More or less what I was hoping for by lobbing some silly big rocks into the blog pond. Rightfully so, pointed out that
- blogs are blogs without comments
- comments are a curse (spam, overload, marginal value) and a blessing
- blogs can work well as pure publishing, or info sharing
- blogs can be news scoops or personal rants
- and much more…
Yup, I asked for a whupping, and got one.
I was trying to make a subtler point, that likely missed the mark. Not the first or last time. No one can really singularly define or categorize something as broad, diverse, sprawling, evolving, morphing as weblogs.
Scott Leslie remarked about how he gets lots of comments asking for this “simple defintion” of a weblog. We all have our personal theory based on our immediate experiences (I blogged perhaps what my own is, but why would I expect it to to mesh for everyone out there?), but there are quite a few more out there that are just as valid.
So it is all blogging. Or none of it is. There is no universal law on the subject.
it is kind of funny because my thoughts about comments started when I had read something at Tom’s Tuttle’s SVC blog, and wanted to send him some thoughts. Lacking comments or an email, I just wrote my own blog entry about it. Somehow, in a day or two, he caught it, perhaps via RSS or a referral, and I got a nice email note from him. The connections can work in a multitude of ways (see the small pieces philosophy) not just one.

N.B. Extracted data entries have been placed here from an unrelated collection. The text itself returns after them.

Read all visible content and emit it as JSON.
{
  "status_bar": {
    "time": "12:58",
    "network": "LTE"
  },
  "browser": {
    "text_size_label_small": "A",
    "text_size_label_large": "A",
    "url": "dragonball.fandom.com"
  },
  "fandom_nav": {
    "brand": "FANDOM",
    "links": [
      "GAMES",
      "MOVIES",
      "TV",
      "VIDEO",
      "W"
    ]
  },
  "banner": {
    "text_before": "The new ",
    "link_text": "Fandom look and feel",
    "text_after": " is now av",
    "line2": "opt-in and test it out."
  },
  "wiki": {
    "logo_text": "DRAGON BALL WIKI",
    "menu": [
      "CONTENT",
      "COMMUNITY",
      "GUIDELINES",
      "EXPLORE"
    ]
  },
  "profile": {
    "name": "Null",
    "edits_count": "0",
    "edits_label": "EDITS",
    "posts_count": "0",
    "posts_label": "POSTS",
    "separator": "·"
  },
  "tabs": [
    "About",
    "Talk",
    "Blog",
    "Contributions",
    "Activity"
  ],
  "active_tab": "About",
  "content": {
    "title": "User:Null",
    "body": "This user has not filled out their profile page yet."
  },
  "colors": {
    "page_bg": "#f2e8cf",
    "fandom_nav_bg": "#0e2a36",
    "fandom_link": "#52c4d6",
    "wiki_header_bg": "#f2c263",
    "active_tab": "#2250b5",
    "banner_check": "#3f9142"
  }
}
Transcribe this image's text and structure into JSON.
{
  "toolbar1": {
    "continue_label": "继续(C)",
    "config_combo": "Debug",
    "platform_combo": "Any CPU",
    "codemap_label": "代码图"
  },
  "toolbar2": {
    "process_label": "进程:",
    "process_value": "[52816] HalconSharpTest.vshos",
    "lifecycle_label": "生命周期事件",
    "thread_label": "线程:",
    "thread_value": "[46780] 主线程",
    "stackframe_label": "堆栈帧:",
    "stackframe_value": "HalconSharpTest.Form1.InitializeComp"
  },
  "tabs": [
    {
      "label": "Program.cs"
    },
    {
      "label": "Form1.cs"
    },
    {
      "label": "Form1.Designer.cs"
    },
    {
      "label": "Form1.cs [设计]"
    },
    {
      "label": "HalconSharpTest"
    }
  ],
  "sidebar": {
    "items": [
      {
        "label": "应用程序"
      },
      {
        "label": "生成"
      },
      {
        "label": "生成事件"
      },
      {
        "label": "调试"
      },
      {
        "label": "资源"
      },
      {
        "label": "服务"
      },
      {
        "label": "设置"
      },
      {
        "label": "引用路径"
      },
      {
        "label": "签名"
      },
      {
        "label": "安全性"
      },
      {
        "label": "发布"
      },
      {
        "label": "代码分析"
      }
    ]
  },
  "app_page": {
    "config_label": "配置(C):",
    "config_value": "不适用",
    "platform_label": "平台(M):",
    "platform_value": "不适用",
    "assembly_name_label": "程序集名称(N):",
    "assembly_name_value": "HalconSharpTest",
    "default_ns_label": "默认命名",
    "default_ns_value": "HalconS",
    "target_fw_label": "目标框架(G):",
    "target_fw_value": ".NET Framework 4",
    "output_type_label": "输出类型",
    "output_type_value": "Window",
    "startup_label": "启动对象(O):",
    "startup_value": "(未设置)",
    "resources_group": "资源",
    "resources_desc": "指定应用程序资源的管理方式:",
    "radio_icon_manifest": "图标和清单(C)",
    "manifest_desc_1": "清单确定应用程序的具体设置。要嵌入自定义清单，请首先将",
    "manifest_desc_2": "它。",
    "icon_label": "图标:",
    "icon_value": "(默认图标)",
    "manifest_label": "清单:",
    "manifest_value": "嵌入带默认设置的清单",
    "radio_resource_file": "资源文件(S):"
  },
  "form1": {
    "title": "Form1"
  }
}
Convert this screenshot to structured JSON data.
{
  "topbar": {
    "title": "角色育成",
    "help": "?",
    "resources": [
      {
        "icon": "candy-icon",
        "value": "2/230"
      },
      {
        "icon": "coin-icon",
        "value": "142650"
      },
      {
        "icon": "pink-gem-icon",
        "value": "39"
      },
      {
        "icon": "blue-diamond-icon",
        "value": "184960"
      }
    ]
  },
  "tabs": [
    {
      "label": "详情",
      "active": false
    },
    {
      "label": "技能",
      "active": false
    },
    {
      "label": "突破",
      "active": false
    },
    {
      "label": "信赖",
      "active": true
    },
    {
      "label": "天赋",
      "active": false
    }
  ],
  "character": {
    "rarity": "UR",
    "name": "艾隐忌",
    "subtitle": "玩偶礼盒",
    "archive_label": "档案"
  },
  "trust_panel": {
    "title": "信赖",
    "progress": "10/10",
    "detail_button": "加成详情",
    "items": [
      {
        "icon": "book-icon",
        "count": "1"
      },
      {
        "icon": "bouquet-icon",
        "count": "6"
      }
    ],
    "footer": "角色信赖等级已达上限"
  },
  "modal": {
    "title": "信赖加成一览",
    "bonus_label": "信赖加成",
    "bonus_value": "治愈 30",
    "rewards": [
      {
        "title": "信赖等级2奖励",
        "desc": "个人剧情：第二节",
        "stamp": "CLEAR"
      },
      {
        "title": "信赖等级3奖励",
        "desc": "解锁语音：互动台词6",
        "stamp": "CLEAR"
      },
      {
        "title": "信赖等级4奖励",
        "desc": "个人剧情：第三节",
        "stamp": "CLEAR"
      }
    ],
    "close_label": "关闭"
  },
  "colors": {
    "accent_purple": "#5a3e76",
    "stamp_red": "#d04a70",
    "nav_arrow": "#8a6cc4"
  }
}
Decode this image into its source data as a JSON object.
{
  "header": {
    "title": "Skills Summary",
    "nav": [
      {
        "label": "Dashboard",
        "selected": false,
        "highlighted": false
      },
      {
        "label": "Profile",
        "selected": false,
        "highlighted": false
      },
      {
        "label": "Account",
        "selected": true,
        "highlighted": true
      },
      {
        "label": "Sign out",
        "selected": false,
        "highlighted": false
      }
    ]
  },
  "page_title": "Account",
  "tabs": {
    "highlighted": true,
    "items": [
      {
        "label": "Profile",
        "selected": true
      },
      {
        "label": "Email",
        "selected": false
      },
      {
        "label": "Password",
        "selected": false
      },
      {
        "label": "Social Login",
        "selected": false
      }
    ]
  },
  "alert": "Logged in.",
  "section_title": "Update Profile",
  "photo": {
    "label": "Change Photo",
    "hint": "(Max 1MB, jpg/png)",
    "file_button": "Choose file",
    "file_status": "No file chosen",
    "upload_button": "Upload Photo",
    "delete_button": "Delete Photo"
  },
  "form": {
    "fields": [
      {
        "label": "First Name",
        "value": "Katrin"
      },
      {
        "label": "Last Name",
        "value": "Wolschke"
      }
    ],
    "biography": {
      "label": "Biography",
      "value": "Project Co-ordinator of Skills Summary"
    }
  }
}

Thanks for joining in the fray, as I tried stirring up the Abbey soup. And yes, I really ought to turn this thing off and get some work done.
Hi Alan,
Actually it’s Dutch, not Norwegian 😉
I used your post and Tom’s comments to say something [i.e. echo-blogging with context] to my fellow Dutch Edu-bloggers [a small bunch], who, by the way, all have CDB on their blogroll.
Thanks for all your inspiring stuff [blogs as well as scripts] !
Rino,
Ouch for my language error! Another pitfall of blogs- writing fast and not checking the facts. Thanks for making the connection, I see a number of the Dutch blogs in my Trackback so I have been curious.